Potential Issues for Further Consideration

The EO also includes several additional points of interest, similar to some, but not all, of the recent sanctions activity:

  • The EO prohibits any transaction by a US person or entity or any transaction within the United States that:
    • Evades or avoids; or
    • Has the purpose of evading or avoiding;
    • Causes a violation of or attempts to violate the requirements; or
    • Constitutes a conspiracy to violate these prohibitions.

    § 2(a) and § 2(b), EO. While evasion is a well-established concept in the legal lexicon, avoidance is less so and signals a potentially less restrictive standard whereby parties could be more readily found to be in violation of the provisions.

  • In authorizing the Secretary of the Treasury to issue regulations and procedures pertaining to licenses, the EO requires Treasury to consult with the Secretaries of State and Defense as well as the Director of National Intelligence, signaling that the determination whether a transaction is acceptable will consider much more than the traditional factors taken into consideration by OFAC, and substantially lessening the likelihood that licenses will be issued.
  • Though the EO addresses derivatives more fully than many prior orders, the EO leaves unanswered whether the prohibitions will apply to many types of derivatives, or other securities. A number of questions remain, including, for example:
  • Are derivatives, swaps, futures, forwards, and other similar contracts whose value is based on securities of Communist Chinese military companies prohibited?
  • Are other derivative transactions, including credit default swaps that reference securities of Communist Chinese military companies banned?
  • Does the Order prohibit investments in index funds that follow securities of Communist Chinese military companies, but do not actually own such securities?

Although these questions exist, the general understanding of the EO and its policy objectives is that US individuals and entities, including investment funds, need to distance themselves from any publicly traded securities of “Communist Chinese military companies,” including derivatives and other securities, and structure their investments in such a way as to exclude any financing, direct or indirect, of those entities’ securities.

As noted earlier, this EO, while far-reaching is neither unexpected nor outside the scope of objectives articulated by the President Trump, the US Attorney General, and the US Secretaries of Treasury, Commerce, and Defense.

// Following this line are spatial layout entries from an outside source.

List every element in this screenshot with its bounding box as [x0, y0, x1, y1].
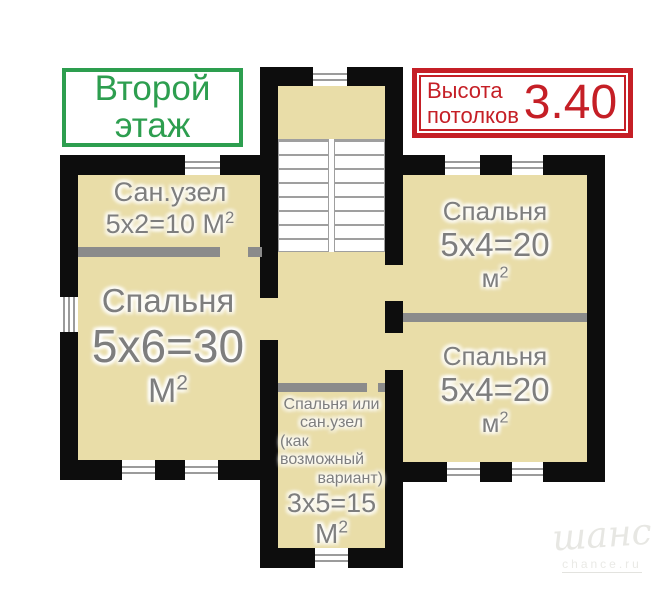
optional-room-area: 3х5=15	[280, 488, 383, 519]
bedroom-left-name: Спальня	[70, 281, 266, 321]
floor-plan-page: Второй этаж Высота потолков 3.40 Сан.узе…	[0, 0, 670, 606]
staircase	[278, 139, 385, 252]
window-right-top-1	[445, 155, 480, 175]
bedroom-top-right-area: 5х4=20	[400, 227, 590, 263]
wall-tower-right-stub	[385, 301, 403, 333]
bedroom-left-unit: М2	[70, 371, 266, 412]
window-left-bottom-1	[122, 460, 155, 480]
partition-bathroom-stub	[248, 247, 262, 257]
bathroom-name: Сан.узел	[78, 176, 262, 208]
bedroom-left-area: 5х6=30	[70, 321, 266, 372]
ceiling-height-inner: Высота потолков 3.40	[419, 75, 626, 131]
stair-flight-right	[334, 139, 385, 252]
stair-flight-left	[278, 139, 329, 252]
ceiling-height-caption: Высота потолков	[427, 78, 519, 129]
optional-room-line5: вариант)	[280, 470, 383, 488]
partition-bathroom	[78, 247, 220, 257]
window-left-bottom-2	[185, 460, 218, 480]
watermark-site: chance.ru	[562, 557, 642, 573]
room-label-bathroom: Сан.узел 5х2=10 М2	[78, 176, 262, 241]
bedroom-top-right-name: Спальня	[400, 196, 590, 227]
optional-room-line2: сан.узел	[280, 414, 383, 432]
watermark: шанс chance.ru	[538, 518, 666, 573]
floor-title-line1: Второй	[95, 71, 211, 108]
window-tower-top	[313, 67, 347, 86]
window-right-top-2	[512, 155, 543, 175]
partition-optional-room-stub	[378, 383, 385, 392]
window-right-bottom-1	[447, 462, 480, 482]
optional-room-line3: (как	[280, 433, 383, 451]
wall-right-wing-top	[385, 155, 605, 175]
wall-left-wing-top	[60, 155, 278, 175]
ceiling-height-box: Высота потолков 3.40	[412, 68, 633, 138]
floor-title-box: Второй этаж	[62, 68, 243, 147]
floor-title-line2: этаж	[115, 108, 191, 145]
bedroom-top-right-unit: м2	[400, 263, 590, 294]
bathroom-area: 5х2=10 М2	[78, 208, 262, 240]
room-label-bedroom-top-right: Спальня 5х4=20 м2	[400, 196, 590, 295]
optional-room-line4: возможный	[280, 451, 383, 469]
ceiling-height-value: 3.40	[523, 81, 618, 124]
watermark-brand: шанс	[537, 514, 667, 559]
wall-tower-left-upper	[260, 67, 278, 298]
room-label-bedroom-left: Спальня 5х6=30 М2	[70, 281, 266, 412]
window-right-bottom-2	[512, 462, 543, 482]
room-label-bedroom-optional: Спальня или сан.узел (как возможный вари…	[280, 396, 383, 548]
wall-left-wing-bottom	[60, 460, 278, 480]
ceiling-caption-line2: потолков	[427, 103, 519, 128]
wall-right-wing-bottom	[385, 462, 605, 482]
bedroom-bottom-right-area: 5х4=20	[400, 372, 590, 408]
window-bottom-tower	[315, 548, 348, 568]
ceiling-caption-line1: Высота	[427, 78, 519, 103]
optional-room-unit: М2	[280, 519, 383, 548]
bedroom-bottom-right-unit: м2	[400, 408, 590, 439]
partition-optional-room	[278, 383, 367, 392]
optional-room-line1: Спальня или	[280, 396, 383, 414]
window-left-wing-top	[185, 155, 220, 175]
bedroom-bottom-right-name: Спальня	[400, 341, 590, 372]
room-label-bedroom-bottom-right: Спальня 5х4=20 м2	[400, 341, 590, 440]
partition-right-bedrooms	[403, 313, 587, 322]
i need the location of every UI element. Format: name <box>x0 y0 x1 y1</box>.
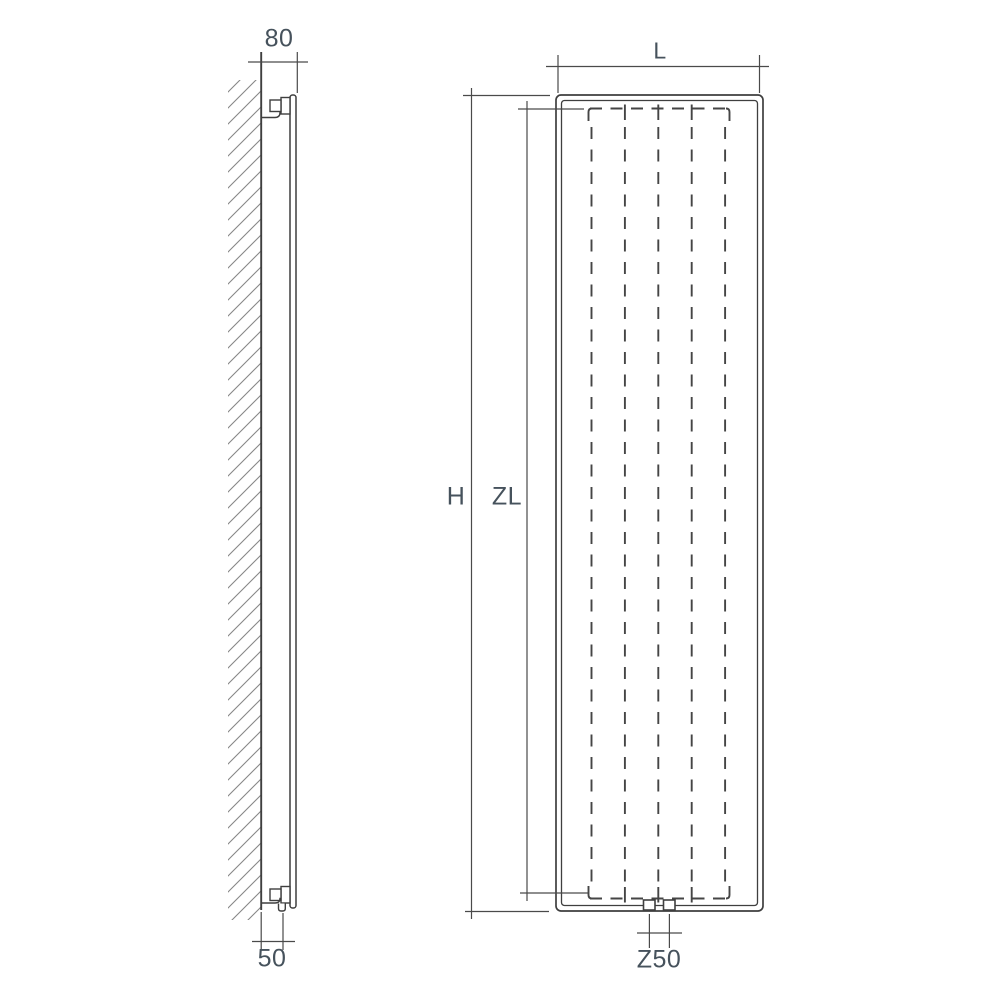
dim-label-80: 80 <box>265 25 294 54</box>
dim-label-50: 50 <box>258 945 287 974</box>
dim-label-H: H <box>447 483 466 512</box>
mounting-bracket-bottom <box>262 887 290 912</box>
panel-profile <box>290 95 296 908</box>
panel-outline-outer <box>556 95 763 911</box>
dim-Z50 <box>637 914 682 948</box>
dim-label-L: L <box>653 38 666 65</box>
wall-hatch <box>228 80 261 920</box>
radiator-dimension-diagram: 80 L H ZL 50 Z50 <box>0 0 1000 1000</box>
mounting-bracket-top <box>262 98 290 118</box>
side-view <box>228 52 308 950</box>
dim-label-ZL: ZL <box>492 483 522 512</box>
dim-label-Z50: Z50 <box>637 946 682 975</box>
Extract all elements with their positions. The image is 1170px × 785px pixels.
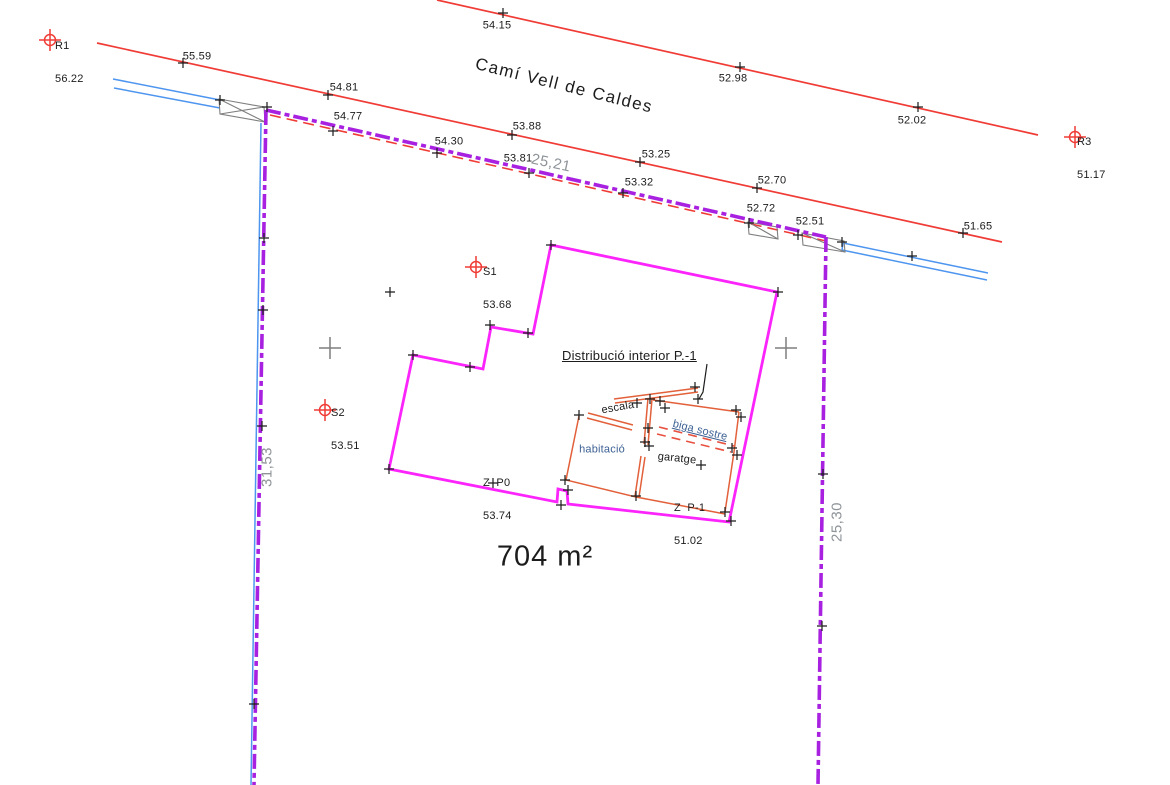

Whether it will survive a Biden administration is unclear, although the prior three years reflect a bipartisan interest in addressing serious concerns regarding the issues included in the EO. Coupled with a new administration’s other priorities, it may be that this EO continues into 2021 and beyond.


If you have any questions or would like more information on the issues discussed in this LawFlash, please contact any of the following Morgan Lewis lawyers:

Washington, DC
Giovanna M. Cinelli
Kenneth J. Nunnenkamp

San Francisco
Nancy Yamaguchi

[1]  See, e.g., Alex Stone and Peter Wood, China’s Military-Civil Fusion Strategy: A View From Chinese Strategists, China Aerospace Studies Institute (2017)(discussing long history of military-civil fusion doctrine in the PRC); Military and Security Developments Involving the People’s Republic of China 2020, Annual Report to Congress, Office of the Secretary of Defense.

[2]  These lists were submitted to Congress by the Department of Defense (DOD) on June 24, 2020 as part of the department’s standard reporting under Section 1237 of the NDAA of 1999. This marked the first time that DOD published the list at the time it notified Congress.